Mapping FileMaker relational layouts to standardized FHIR schemas unlocks massive institutional value:

  1. Eliminate Data Silos: Patient records are immediately readable by any FHIR-compliant third-party system, simplifying compliance and medical reporting.
  2. Strict Validation: Medplum enforces the FHIR R4 schema, blocking malformed FileMaker fields or broken dates before they corrupt downstream databases.

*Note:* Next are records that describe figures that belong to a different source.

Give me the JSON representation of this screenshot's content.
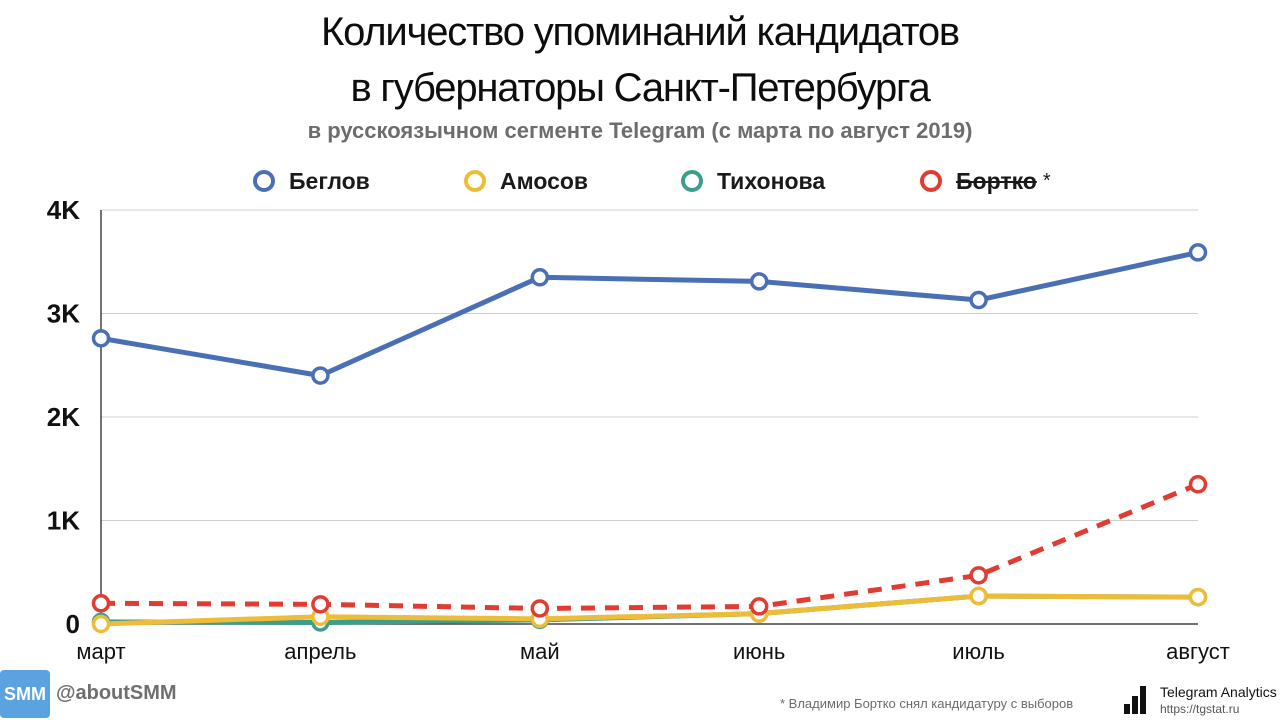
{
  "title_line1": "Количество упоминаний кандидатов",
  "title_line2": "в губернаторы Санкт-Петербурга",
  "subtitle": "в русскоязычном сегменте Telegram (с марта по август 2019)",
  "legend": [
    {
      "label": "Беглов",
      "color": "#4a6fb5",
      "strike": false,
      "note": ""
    },
    {
      "label": "Амосов",
      "color": "#edbd3a",
      "strike": false,
      "note": ""
    },
    {
      "label": "Тихонова",
      "color": "#3e9e8c",
      "strike": false,
      "note": ""
    },
    {
      "label": "Бортко",
      "color": "#e03c31",
      "strike": true,
      "note": "*"
    }
  ],
  "chart_data": {
    "type": "line",
    "categories": [
      "март",
      "апрель",
      "май",
      "июнь",
      "июль",
      "август"
    ],
    "y_ticks": [
      0,
      1000,
      2000,
      3000,
      4000
    ],
    "y_tick_labels": [
      "0",
      "1K",
      "2K",
      "3K",
      "4K"
    ],
    "ylim": [
      0,
      4000
    ],
    "grid": true,
    "series": [
      {
        "name": "Тихонова",
        "color": "#3e9e8c",
        "dashed": false,
        "values": [
          20,
          15,
          40,
          100,
          270,
          260
        ]
      },
      {
        "name": "Амосов",
        "color": "#edbd3a",
        "dashed": false,
        "values": [
          0,
          70,
          50,
          100,
          270,
          260
        ]
      },
      {
        "name": "Бортко",
        "color": "#e03c31",
        "dashed": true,
        "values": [
          200,
          190,
          150,
          170,
          470,
          1350
        ]
      },
      {
        "name": "Беглов",
        "color": "#4a6fb5",
        "dashed": false,
        "values": [
          2760,
          2400,
          3350,
          3310,
          3130,
          3590
        ]
      }
    ]
  },
  "footer": {
    "badge": "SMM",
    "handle": "@aboutSMM",
    "footnote": "* Владимир Бортко снял кандидатуру с выборов",
    "brand_name": "Telegram Analytics",
    "brand_url": "https://tgstat.ru"
  }
}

  3. Decoupled Modernization: Clinical staff continue using their favorite FileMaker dashboard layouts, while modern frontend developers build React portals fetching native FHIR endpoints.

By building an asynchronous node mapping pipeline, you bridge the gap between user-friendly desktop clinical software and enterprise-grade, interoperable web technology.